TW2.6 is an OSCC cancer cell line established from the untreated primary squamous cell carcinoma of the buccal mucosa from a 48-year-old Taiwanese male patient with a betel quid chewing and tobacco smoking habit [4,89]. TW2.6 cells have morphological features of keratinocytes with a doubling time of 24 h [4,89]. CAPE treatment dose-dependently suppressed the cell proliferation and soft-agar colony formation of TW2.6 cells [4], confirming the anticancer activity of CAPE against oral cancer cells. CAPE treatment suppressed the survival and growth of several head and neck cancer cell lines. CAPE treatment suppressed the proliferation of oral submucosus fibroblast (OSF), neck metastasis of Gingiva carcinoma (GNM), tongue squamous cell carcinoma (TSCCa), oral squamous cell carcinoma (SAS) cell line, oral epidermoid carcinoma-Meng 1 (OEC-M1) cell line, and OSCC cell line TW2.6 [4,45,90] when being treated for as short as 24 h (Table 1). The SAS cell line is derived from a human squamous cell carcinoma developed from the primary lesion of a tongue carcinoma in a Japanese patient.
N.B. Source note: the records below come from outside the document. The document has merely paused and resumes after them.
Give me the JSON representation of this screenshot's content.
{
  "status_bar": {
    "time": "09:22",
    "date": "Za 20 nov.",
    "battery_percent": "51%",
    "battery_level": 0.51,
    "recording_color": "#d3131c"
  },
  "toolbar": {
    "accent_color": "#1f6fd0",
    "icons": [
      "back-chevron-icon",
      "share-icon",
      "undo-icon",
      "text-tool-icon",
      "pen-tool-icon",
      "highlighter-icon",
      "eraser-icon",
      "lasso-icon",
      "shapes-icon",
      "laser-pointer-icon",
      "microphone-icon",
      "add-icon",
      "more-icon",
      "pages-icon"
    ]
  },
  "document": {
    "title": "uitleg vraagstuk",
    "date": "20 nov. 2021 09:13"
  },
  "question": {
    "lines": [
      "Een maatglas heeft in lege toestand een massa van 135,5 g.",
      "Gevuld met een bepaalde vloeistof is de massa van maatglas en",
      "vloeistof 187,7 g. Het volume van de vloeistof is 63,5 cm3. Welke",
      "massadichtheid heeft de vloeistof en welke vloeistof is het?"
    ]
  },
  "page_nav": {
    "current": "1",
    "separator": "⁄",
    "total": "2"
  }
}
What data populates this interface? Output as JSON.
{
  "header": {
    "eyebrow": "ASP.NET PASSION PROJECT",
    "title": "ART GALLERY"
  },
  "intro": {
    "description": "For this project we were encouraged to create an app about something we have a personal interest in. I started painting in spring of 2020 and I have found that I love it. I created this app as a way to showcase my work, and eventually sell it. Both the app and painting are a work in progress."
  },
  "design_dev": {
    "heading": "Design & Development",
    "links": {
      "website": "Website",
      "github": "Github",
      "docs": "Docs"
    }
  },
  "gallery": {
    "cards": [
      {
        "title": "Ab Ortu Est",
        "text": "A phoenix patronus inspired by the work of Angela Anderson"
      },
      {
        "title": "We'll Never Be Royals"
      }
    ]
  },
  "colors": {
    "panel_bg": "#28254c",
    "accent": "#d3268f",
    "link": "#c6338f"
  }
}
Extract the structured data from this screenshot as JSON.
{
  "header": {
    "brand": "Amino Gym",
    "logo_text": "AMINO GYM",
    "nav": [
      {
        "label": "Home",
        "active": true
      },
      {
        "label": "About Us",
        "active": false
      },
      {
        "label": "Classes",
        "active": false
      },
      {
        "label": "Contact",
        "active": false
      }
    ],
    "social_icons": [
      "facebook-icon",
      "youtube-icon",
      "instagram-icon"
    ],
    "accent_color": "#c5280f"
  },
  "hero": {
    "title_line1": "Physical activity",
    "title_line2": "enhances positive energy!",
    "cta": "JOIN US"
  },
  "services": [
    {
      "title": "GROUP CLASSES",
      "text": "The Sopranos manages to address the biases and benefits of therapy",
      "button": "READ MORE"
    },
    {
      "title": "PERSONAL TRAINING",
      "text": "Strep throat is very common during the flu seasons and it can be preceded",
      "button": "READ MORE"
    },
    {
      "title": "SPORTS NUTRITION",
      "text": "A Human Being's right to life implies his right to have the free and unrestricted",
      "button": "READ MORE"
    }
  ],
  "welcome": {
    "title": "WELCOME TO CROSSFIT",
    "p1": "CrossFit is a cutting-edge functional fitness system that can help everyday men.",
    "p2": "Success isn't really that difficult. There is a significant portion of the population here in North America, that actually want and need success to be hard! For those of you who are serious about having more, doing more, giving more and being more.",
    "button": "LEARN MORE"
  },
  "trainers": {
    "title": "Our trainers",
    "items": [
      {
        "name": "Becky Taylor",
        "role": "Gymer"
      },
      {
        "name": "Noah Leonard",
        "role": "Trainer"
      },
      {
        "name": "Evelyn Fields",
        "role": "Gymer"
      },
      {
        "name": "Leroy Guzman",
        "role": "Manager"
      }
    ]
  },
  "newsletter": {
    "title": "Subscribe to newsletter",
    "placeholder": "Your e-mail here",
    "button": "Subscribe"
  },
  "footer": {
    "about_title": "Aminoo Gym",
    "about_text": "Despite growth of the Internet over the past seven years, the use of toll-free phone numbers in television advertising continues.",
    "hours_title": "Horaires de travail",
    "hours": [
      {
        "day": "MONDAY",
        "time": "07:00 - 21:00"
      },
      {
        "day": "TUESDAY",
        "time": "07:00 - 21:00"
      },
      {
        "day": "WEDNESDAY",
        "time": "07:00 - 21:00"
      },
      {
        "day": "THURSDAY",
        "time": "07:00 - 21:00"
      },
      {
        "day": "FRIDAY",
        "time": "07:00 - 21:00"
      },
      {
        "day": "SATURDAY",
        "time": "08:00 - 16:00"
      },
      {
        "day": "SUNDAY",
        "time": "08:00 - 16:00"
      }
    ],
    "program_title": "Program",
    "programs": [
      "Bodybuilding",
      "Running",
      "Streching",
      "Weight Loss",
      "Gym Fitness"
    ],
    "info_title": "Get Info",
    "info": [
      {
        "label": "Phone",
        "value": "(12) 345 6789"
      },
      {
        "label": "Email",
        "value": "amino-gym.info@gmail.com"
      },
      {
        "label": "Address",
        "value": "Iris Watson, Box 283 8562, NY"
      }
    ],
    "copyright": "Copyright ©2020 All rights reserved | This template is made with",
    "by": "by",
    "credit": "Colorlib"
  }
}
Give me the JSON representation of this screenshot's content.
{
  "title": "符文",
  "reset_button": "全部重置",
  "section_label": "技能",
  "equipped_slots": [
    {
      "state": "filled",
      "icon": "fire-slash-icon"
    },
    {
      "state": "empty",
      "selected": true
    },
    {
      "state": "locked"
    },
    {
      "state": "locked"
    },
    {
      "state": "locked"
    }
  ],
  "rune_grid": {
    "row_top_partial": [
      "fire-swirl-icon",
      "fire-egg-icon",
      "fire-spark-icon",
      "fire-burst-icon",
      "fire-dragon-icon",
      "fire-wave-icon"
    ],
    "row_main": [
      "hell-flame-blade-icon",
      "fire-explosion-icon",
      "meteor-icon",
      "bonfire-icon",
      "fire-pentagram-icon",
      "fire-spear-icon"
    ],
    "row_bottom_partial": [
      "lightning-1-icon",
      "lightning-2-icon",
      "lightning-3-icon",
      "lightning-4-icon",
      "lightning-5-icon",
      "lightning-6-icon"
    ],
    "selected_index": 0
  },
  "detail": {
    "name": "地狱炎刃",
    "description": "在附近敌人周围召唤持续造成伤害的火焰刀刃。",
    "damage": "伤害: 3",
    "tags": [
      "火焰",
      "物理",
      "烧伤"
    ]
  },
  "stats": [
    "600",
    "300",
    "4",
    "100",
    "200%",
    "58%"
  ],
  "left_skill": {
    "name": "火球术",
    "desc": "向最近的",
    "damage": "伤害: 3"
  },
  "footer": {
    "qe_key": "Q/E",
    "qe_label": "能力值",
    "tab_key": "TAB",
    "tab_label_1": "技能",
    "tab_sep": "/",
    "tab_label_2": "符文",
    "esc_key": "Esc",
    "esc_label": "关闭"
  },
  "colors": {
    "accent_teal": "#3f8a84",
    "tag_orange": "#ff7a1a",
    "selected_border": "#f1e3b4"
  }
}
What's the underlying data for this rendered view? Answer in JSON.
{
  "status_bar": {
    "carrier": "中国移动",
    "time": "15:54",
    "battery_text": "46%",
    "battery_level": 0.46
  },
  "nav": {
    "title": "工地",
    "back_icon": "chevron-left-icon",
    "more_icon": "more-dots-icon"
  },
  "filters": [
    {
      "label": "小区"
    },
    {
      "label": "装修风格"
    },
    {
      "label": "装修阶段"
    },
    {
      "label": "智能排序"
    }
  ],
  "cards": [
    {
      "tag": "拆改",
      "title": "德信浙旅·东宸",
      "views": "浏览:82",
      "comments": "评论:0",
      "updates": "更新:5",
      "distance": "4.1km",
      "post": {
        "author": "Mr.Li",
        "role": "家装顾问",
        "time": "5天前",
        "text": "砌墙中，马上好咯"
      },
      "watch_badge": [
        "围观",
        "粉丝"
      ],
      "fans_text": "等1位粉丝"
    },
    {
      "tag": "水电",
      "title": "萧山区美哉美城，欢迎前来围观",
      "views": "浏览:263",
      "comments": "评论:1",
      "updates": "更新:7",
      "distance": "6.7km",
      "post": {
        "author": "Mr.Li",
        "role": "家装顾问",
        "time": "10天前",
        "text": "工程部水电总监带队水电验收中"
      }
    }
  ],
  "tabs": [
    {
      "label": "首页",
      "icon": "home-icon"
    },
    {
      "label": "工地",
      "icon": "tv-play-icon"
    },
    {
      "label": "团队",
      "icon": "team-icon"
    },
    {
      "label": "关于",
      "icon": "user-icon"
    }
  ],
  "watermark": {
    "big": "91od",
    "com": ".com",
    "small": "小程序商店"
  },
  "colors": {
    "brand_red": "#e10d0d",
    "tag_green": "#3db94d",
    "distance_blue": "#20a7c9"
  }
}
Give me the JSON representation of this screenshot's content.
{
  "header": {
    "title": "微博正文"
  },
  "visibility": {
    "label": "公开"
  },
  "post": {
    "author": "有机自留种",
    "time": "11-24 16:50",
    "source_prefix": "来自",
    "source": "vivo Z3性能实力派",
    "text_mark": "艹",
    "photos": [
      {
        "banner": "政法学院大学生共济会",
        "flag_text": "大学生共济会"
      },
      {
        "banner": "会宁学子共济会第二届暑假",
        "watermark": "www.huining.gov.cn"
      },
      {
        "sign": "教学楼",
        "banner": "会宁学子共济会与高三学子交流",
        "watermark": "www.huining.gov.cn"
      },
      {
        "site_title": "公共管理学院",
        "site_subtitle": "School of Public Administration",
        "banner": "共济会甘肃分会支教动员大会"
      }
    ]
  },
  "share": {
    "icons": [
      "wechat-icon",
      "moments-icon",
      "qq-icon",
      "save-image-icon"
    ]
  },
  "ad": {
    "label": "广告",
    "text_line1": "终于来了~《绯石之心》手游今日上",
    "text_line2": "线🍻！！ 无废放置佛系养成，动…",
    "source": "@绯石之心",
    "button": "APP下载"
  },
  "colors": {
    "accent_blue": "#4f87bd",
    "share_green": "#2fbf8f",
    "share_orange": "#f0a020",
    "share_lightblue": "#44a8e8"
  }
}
SAS cell line has wild-type p53, high invasive potential, and high migration ability [45,91]. The OEC-M1 cell line is a human oral epidermoid carcinoma generated from the lesion of an oral carcinoma in a Taiwanese patient, which is a p53 mutant, resistant to retinoic acid treatment, and expresses smaller sized hypophosphorylated Rb proteins compared with normal cells [45,92]. Normal human oral fibroblast (NHOF) cells and buccal mucosal fibroblast (BF) cells were more resistant to CAPE treatment with an IC50 of 175 and 341 µM, respectively [45,90], (Table 1), indicating that CAPE exhibits selective suppressive effect on human oral cancer cells. The suppressive effect of CAPE accumulated over time. The IC50 of CAPE to suppress proliferation of TW2.6 cells was 72.1, 41.5, and 19.0 µM for 24, 48, and 96 h of treatment, respectively. Although the IC50 of CAPE seems to be relatively high as compared to other chemotherapy drugs, CAPE can be applied in the form of topical cream or mouth rinsing solution. We believe that daily oral administration of CAPE for a week or longer is possible to cause regression of oral cancer cells.

Conclusions

According to the above summaries in this review, there is strong evidence that CAPE treatment suppress proliferation, survival, metastasis, EGFR and COX-2 activity, PI3K-Akt signaling, and Skp2 in human oral cancer cells. We summarize the effects of CAPE treatment on different signaling proteins and the potential effect on cell survival, cell cycle, cell proliferation, and metastasis of oral cancer cells in Figure 2. The good bioavailability through the oral route, and the good historical safety profile of propolis, makes CAPE an ideal adjuvant agent for future oral cancer treatment. We believe that CAPE, being applied in the form of a topical cream or mouth rinsing solution, either alone or with 5-FU, can be a potentially effective treatment for patients with advanced oral cancer, targeting PI3K/Akt signaling, NF-κB, MMPs, and cell cycle regulatory proteins.